# Train Wav2Vec2 model using Miniconda

Rolando Coto-Solano (rolando.a.coto.solano@dartmouth.edu)<br>
Last update: 20260114

## Prepare preliminary data

In [None]:
from datetime import datetime; print(datetime.now().time())

In [None]:
#==================================================
# Which files do you want to process?
#==================================================

currentSandbox = "sandbox-user" # Please type sandbox-user or all-wavs
installationFolder = "202506-ood-asr"

runId = "01"
desiredTrainEpochs = 21

trainFile = "ood-wav2vec2-train.csv"
validFile = "ood-wav2vec2-valid.csv"
testFile = "ood-wav2vec2-test.csv"

asrLang = "ood"

# N-grams for the KenLM n-gram model
ngrams = 4

In [None]:
from google.colab import drive
drive.mount('/content/drive/', force_remount=True)

In [None]:
datasetPath = "/content/drive/MyDrive/"+installationFolder+"/" + currentSandbox + "/"
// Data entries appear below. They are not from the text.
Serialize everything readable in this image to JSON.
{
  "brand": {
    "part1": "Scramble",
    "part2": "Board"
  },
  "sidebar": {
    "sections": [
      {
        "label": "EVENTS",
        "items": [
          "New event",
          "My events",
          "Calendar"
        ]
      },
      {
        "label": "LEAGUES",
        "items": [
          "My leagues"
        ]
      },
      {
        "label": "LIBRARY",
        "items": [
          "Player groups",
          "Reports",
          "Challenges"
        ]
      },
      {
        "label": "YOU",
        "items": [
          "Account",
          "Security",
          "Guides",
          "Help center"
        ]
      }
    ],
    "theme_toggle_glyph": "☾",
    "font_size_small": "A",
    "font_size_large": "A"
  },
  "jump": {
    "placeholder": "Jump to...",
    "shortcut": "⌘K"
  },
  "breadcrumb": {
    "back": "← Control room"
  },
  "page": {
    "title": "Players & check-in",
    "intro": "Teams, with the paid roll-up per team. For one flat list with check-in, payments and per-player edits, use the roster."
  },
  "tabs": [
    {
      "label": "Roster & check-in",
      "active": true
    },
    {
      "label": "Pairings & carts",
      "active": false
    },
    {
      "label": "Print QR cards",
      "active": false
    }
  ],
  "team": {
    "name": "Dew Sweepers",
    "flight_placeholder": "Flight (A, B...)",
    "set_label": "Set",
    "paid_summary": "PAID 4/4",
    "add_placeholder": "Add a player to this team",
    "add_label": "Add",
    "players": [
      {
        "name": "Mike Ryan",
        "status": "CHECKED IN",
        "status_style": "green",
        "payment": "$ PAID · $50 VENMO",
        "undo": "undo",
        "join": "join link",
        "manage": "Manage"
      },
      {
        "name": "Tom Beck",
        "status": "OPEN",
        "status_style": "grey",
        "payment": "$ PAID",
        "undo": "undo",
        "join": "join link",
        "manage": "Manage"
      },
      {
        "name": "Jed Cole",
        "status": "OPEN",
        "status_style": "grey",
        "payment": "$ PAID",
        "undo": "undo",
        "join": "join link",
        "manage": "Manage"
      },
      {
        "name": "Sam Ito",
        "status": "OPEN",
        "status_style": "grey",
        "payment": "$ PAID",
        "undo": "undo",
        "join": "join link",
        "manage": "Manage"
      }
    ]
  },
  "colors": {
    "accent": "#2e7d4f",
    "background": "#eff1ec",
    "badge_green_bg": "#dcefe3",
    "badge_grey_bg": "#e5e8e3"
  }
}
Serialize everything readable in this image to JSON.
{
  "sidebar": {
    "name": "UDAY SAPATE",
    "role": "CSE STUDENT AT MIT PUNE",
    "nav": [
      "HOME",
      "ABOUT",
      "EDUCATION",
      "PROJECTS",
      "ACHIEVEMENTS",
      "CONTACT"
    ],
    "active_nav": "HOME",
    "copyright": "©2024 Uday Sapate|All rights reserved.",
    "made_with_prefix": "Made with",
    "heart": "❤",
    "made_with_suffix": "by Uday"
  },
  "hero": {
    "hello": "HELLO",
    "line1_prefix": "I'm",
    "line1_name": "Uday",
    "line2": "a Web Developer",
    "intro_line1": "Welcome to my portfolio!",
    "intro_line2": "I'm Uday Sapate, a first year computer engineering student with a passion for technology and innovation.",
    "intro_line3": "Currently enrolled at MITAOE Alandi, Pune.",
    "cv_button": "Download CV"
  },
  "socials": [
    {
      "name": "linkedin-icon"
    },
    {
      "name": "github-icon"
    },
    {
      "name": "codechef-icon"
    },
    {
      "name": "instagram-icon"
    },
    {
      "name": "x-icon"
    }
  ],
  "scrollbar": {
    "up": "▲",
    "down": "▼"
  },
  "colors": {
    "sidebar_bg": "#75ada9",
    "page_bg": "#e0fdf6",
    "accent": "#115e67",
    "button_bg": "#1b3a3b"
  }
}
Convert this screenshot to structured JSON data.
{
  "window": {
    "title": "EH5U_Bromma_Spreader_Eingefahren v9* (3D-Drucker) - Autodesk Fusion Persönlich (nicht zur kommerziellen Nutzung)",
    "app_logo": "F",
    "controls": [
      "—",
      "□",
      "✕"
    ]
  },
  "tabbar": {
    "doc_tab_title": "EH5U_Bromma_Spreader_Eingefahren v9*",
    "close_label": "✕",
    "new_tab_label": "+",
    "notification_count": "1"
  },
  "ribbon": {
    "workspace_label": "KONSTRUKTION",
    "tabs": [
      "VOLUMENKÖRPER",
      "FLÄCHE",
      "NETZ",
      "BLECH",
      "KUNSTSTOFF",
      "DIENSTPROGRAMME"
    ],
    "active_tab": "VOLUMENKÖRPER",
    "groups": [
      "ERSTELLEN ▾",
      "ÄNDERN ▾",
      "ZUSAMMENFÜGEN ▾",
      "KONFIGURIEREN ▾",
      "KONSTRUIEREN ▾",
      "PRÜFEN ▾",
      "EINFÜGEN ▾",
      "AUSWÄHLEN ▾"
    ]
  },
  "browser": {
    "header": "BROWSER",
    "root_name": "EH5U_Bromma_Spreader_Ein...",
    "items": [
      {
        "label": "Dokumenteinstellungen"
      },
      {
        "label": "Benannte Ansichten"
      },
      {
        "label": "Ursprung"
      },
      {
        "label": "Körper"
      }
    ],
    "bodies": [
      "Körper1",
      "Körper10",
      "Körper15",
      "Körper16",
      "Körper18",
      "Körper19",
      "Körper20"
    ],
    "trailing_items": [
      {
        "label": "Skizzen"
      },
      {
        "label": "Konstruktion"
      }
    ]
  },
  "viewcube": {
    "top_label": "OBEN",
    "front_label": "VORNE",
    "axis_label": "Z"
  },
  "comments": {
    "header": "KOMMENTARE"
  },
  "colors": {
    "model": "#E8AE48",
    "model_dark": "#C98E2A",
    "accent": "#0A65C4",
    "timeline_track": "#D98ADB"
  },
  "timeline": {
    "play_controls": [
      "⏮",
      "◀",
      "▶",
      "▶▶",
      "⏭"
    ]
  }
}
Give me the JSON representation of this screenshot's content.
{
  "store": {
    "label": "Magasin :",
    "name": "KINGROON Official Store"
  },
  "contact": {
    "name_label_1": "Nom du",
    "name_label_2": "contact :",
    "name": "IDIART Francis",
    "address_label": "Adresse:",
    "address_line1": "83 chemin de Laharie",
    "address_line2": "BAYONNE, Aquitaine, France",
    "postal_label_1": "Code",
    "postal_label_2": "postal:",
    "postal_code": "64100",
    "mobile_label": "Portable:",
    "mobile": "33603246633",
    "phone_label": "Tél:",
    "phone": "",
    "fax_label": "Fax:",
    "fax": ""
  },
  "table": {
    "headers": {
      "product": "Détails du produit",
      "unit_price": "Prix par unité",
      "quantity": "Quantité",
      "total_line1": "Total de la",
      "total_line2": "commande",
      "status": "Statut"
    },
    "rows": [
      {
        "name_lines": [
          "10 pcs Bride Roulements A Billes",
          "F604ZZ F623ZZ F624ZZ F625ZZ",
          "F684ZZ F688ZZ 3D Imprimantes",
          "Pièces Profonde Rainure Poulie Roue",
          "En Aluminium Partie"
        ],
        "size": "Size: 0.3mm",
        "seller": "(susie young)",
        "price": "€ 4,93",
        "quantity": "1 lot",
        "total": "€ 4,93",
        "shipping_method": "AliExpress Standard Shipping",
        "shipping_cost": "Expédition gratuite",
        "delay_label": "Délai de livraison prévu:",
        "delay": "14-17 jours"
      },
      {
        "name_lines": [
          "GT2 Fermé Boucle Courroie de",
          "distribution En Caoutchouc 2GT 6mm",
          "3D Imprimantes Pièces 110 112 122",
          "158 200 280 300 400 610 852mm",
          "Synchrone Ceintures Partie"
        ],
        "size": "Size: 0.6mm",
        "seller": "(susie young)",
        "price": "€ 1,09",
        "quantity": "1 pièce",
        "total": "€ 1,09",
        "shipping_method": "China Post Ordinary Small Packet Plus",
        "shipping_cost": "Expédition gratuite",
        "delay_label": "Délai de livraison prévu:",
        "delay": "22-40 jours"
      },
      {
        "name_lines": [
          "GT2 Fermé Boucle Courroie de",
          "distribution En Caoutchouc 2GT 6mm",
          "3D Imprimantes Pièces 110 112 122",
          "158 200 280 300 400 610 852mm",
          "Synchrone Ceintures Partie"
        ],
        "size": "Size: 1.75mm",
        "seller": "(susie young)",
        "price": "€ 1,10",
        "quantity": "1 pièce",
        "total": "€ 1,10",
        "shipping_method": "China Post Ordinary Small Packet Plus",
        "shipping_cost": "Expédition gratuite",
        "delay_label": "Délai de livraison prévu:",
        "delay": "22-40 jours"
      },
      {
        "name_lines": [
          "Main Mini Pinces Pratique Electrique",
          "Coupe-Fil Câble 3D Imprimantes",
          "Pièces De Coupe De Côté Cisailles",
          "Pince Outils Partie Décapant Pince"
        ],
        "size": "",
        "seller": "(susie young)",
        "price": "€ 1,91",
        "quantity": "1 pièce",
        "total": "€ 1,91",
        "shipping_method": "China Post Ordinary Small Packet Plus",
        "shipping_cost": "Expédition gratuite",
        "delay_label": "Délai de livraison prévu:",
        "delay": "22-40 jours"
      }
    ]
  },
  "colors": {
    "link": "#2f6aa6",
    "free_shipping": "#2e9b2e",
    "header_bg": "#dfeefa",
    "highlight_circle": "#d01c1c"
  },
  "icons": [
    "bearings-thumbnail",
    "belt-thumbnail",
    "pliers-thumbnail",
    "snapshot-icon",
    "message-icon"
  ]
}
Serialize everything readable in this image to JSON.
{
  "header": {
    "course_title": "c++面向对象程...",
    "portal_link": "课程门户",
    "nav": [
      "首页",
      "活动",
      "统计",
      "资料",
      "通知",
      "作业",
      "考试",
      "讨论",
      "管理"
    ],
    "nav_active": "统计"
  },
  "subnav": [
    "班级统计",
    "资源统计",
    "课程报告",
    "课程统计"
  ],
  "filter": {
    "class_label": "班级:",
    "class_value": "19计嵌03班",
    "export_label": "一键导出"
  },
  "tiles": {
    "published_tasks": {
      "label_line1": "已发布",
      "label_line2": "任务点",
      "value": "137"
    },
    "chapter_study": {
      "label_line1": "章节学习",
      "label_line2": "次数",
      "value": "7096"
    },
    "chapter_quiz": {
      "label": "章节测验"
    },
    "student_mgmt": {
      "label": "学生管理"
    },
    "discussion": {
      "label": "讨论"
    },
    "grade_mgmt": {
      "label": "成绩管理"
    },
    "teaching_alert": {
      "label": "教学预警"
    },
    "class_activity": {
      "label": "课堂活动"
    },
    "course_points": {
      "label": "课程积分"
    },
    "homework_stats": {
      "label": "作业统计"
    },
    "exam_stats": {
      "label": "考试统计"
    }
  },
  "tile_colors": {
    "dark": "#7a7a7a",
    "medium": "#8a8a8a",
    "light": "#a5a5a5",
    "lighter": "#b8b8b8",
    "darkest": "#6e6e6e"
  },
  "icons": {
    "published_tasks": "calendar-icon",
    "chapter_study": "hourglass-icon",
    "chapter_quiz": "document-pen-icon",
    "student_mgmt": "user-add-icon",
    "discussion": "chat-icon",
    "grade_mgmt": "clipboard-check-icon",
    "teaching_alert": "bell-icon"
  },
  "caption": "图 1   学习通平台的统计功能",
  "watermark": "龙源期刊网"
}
csvTrain = datasetPath + trainFile
csvValid = datasetPath + validFile
csvTest = datasetPath + testFile
corpusFile = datasetPath + trainFile.replace("-train.csv","-corpus.txt")

filenameKenlmModel = "lm-" + asrLang + "-" + str(ngrams) + ".arpa"
filenameCorrectKenlmModel = filenameKenlmModel.replace(".arpa", "-correct.arpa")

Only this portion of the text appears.